Tribunal Administratif de Nantes — Décision N° TA44-2315878
vendredi 14 février 2025
| Juridiction | Tribunal Administratif de Nantes |
| Section | Tribunal Administratif de Nantes |
| N° Dossier | TA44-2315878 |
| Type | Ordonnance |
| Recours | Excès de pouvoir |
| Avocat requérant | NDIAYE |
Résumé IA
Texte intégral
Vu la procédure suivante :
Par une requête et un mémoire, enregistrés les 20 octobre et 29 décembre 2023, Mme A B et M. C B, représentés par Me Ndiaye, demandent au tribunal :
1°) d'annuler la décision par laquelle la commission de recours contre les décisions de refus de visa d'entrée en France a implicitement rejeté le recours formé contre la décision consulaire du 21 mars 2023 de l'autorité consulaire française à Dakar (Sénégal) refusant de délivrer un visa de long séjour à M. B, ainsi que cette décision consulaire ;
2°) d'enjoindre au ministre de l'Etat, ministre de l'intérieur de délivrer le visa sollicité, dans un délai d'un mois à compter de la notification de la décision à intervenir, sous astreinte de 100 euros par jour de retard ;
3°) de mettre à la charge de l'Etat la somme de 1 500 euros qui devra être versée à leur avocat au titre de l'article L. 761-1 du code de justice administrative et de l'article 37 de la loi du 10 juillet 1991 relative à l'aide juridique, moyennant la renonciation de cet avocat à percevoir la contribution versée par l'Etat au titre de l'aide juridictionnelle.

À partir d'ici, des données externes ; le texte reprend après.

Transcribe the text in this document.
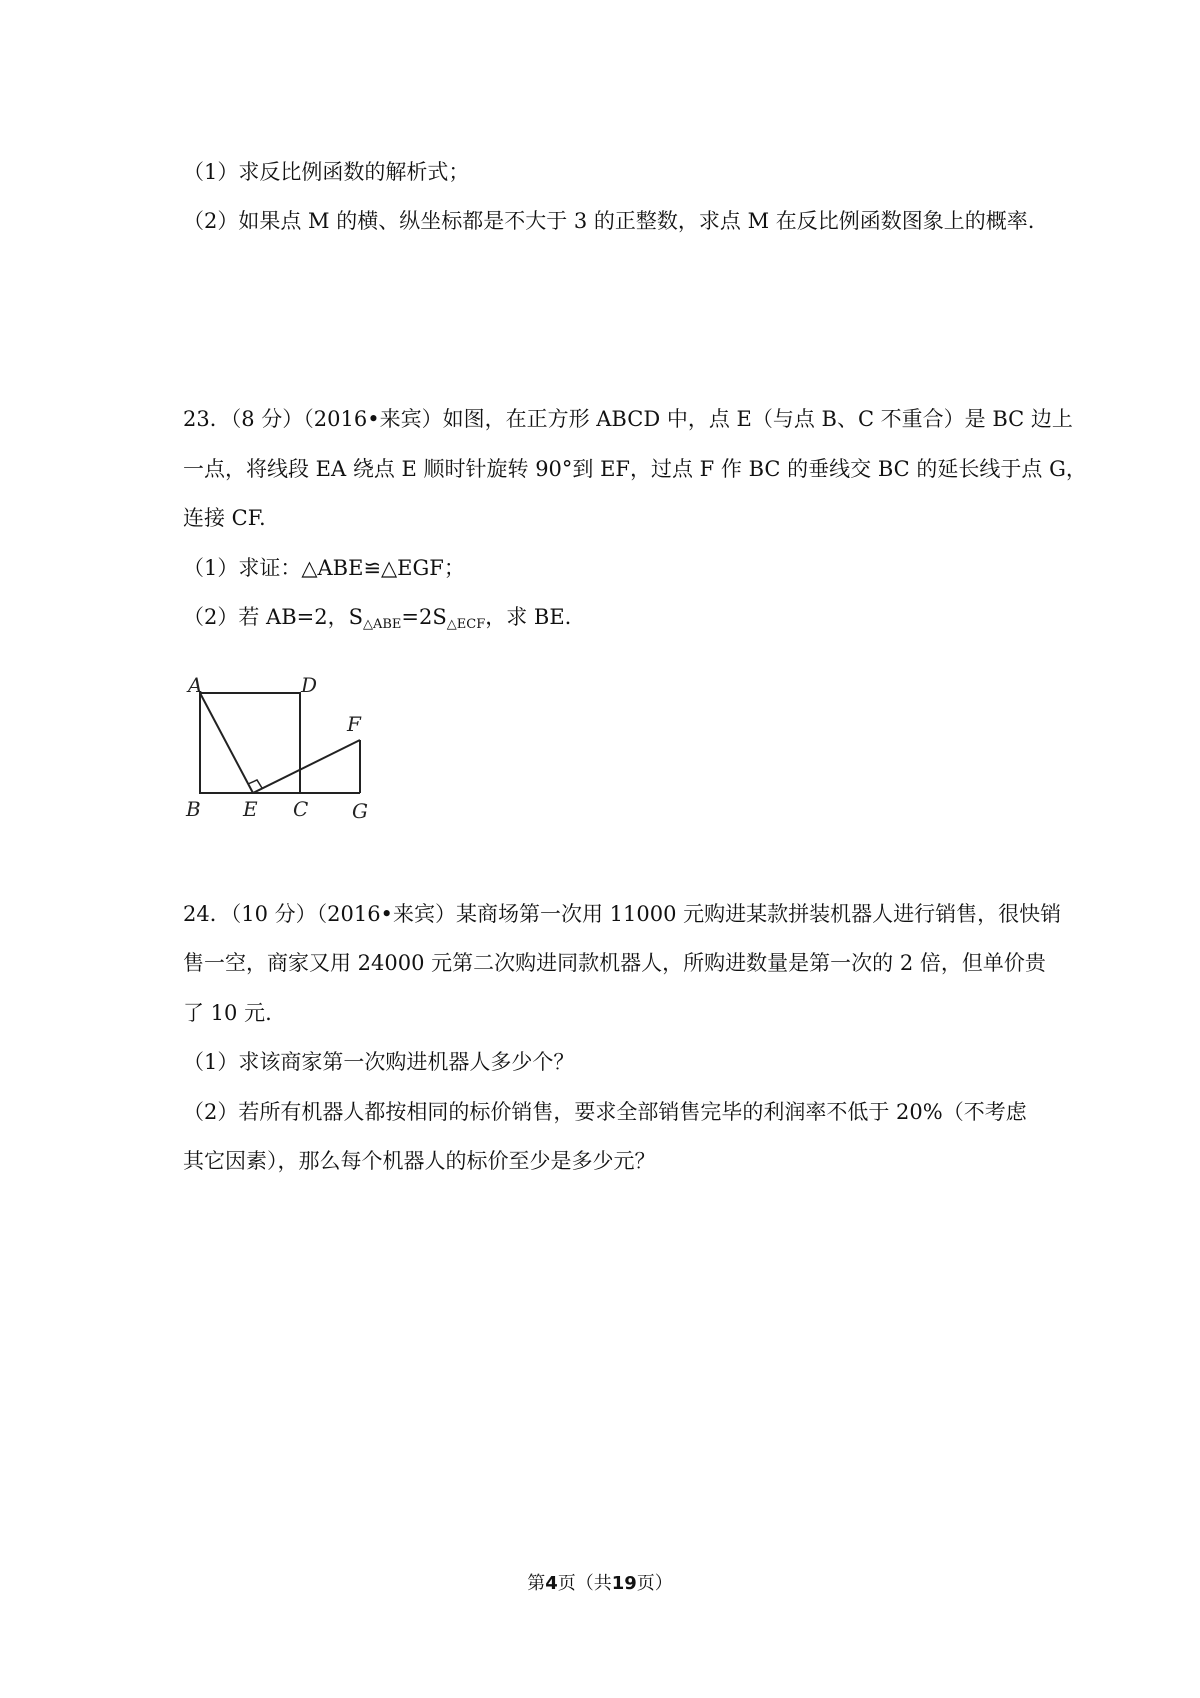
（1）求反比例函数的解析式；
（2）如果点 M 的横、纵坐标都是不大于 3 的正整数，求点 M 在反比例函数图象上的概率.
23．（8 分）（2016•来宾）如图，在正方形 ABCD 中，点 E（与点 B、C 不重合）是 BC 边上
一点，将线段 EA 绕点 E 顺时针旋转 90°到 EF，过点 F 作 BC 的垂线交 BC 的延长线于点 G，
连接 CF.
（1）求证：△ABE≌△EGF；
（2）若 AB=2，$S_{\triangle ABE}=2S_{\triangle ECF}$，求 BE.
A	D
F
B E C G
24．（10 分）（2016•来宾）某商场第一次用 11000 元购进某款拼装机器人进行销售，很快销
售一空，商家又用 24000 元第二次购进同款机器人，所购进数量是第一次的 2 倍，但单价贵
了 10 元.
（1）求该商家第一次购进机器人多少个？
（2）若所有机器人都按相同的标价销售，要求全部销售完毕的利润率不低于 20%（不考虑
其它因素），那么每个机器人的标价至少是多少元？
第4页（共19页）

Par un mémoire en défense, enregistré le 26 novembre 2024, le ministre de l'intérieur conclut au non-lieu à statuer sur les conclusions aux fins d'annulation et d'injonction et s'en remet à la sagesse du tribunal concernant le surplus des conclusions de la requête.
Il fait valoir que l'autorité consulaire à Dakar a délivré le visa de long séjour sollicité à M. B.
Mme B a été admise à l'aide juridictionnelle totale par une décision du 28 novembre 2023.
Vu les autres pièces du dossier.
Vu :
- la loi n° 91-647 du 10 juillet 1991 ;
- le code de justice administrative.
Considérant ce qui suit :
1. Aux termes de l'article R. 222-1 du code de justice administrative : " Les présidents de tribunal administratif (), les premiers vice-présidents des tribunaux () et les présidents de formation de jugement des tribunaux () peuvent, par ordonnance : () 3' Constater qu'il n'y a pas lieu de statuer sur une requête () 5° Statuer sur les requêtes qui ne présentent plus à juger de questions autres que la condamnation prévue à l'article L. 761-1 ou la charge des dépens () ".
2. Le 31 décembre 2024, postérieurement à l'introduction de la requête, l'autorité consulaire française à Dakar (Sénégal) a délivré à M. C B le visa de long séjour qu'il a sollicité. Par suite, les conclusions à fin d'annulation du refus d'accorder un tel visa et celles à fin d'injonction sous astreinte sont devenues sans objet. Il n'y a, dès lors, plus lieu d'y statuer.
3. Mme B a obtenu le bénéfice de l'aide juridictionnelle totale. Ainsi, Me Ndiaye, son avocat peut se prévaloir des dispositions des articles L. 761-1 du code de justice administrative et 37 de la loi du 10 juillet 1991. Il y a lieu, dans les circonstances de l'espèce, et sous réserve que Me Ndiaye renonce à percevoir la somme correspondant à la part contributive de l'Etat, de mettre à la charge de l'Etat la somme de 800 euros (huit cents euros).
O R D O N N E :
Article 1er : Il n'y a plus lieu de statuer sur les conclusions de Mme et M. B aux fins d'annulation et d'injonction sous astreinte.
Article 2 : L'Etat versera à Me Ndiaye une somme de 800 euros (huit cents euros) en application des dispositions de l'article L. 761-1 du code de justice administrative et de l'article 37 de la loi du 10 juillet 1991, sous réserve qu'il renonce à percevoir la somme correspondant à la part contributive de l'État.
Article 3 : La présente ordonnance sera notifiée à Mme A B , M. C B, au ministre d'Etat, ministre de l'intérieur, et à Me Ndiaye.
Fait à Nantes, le 14 février 2025.
La présidente,
Claire Chauvet
La République mande et ordonne au ministre d'Etat, ministre de l'intérieur, en ce qui le concerne ou à tous commissaires de justice à ce requis en ce qui concerne les voies de droit commun contre les parties privées, de pourvoir à l'exécution de la présente décision.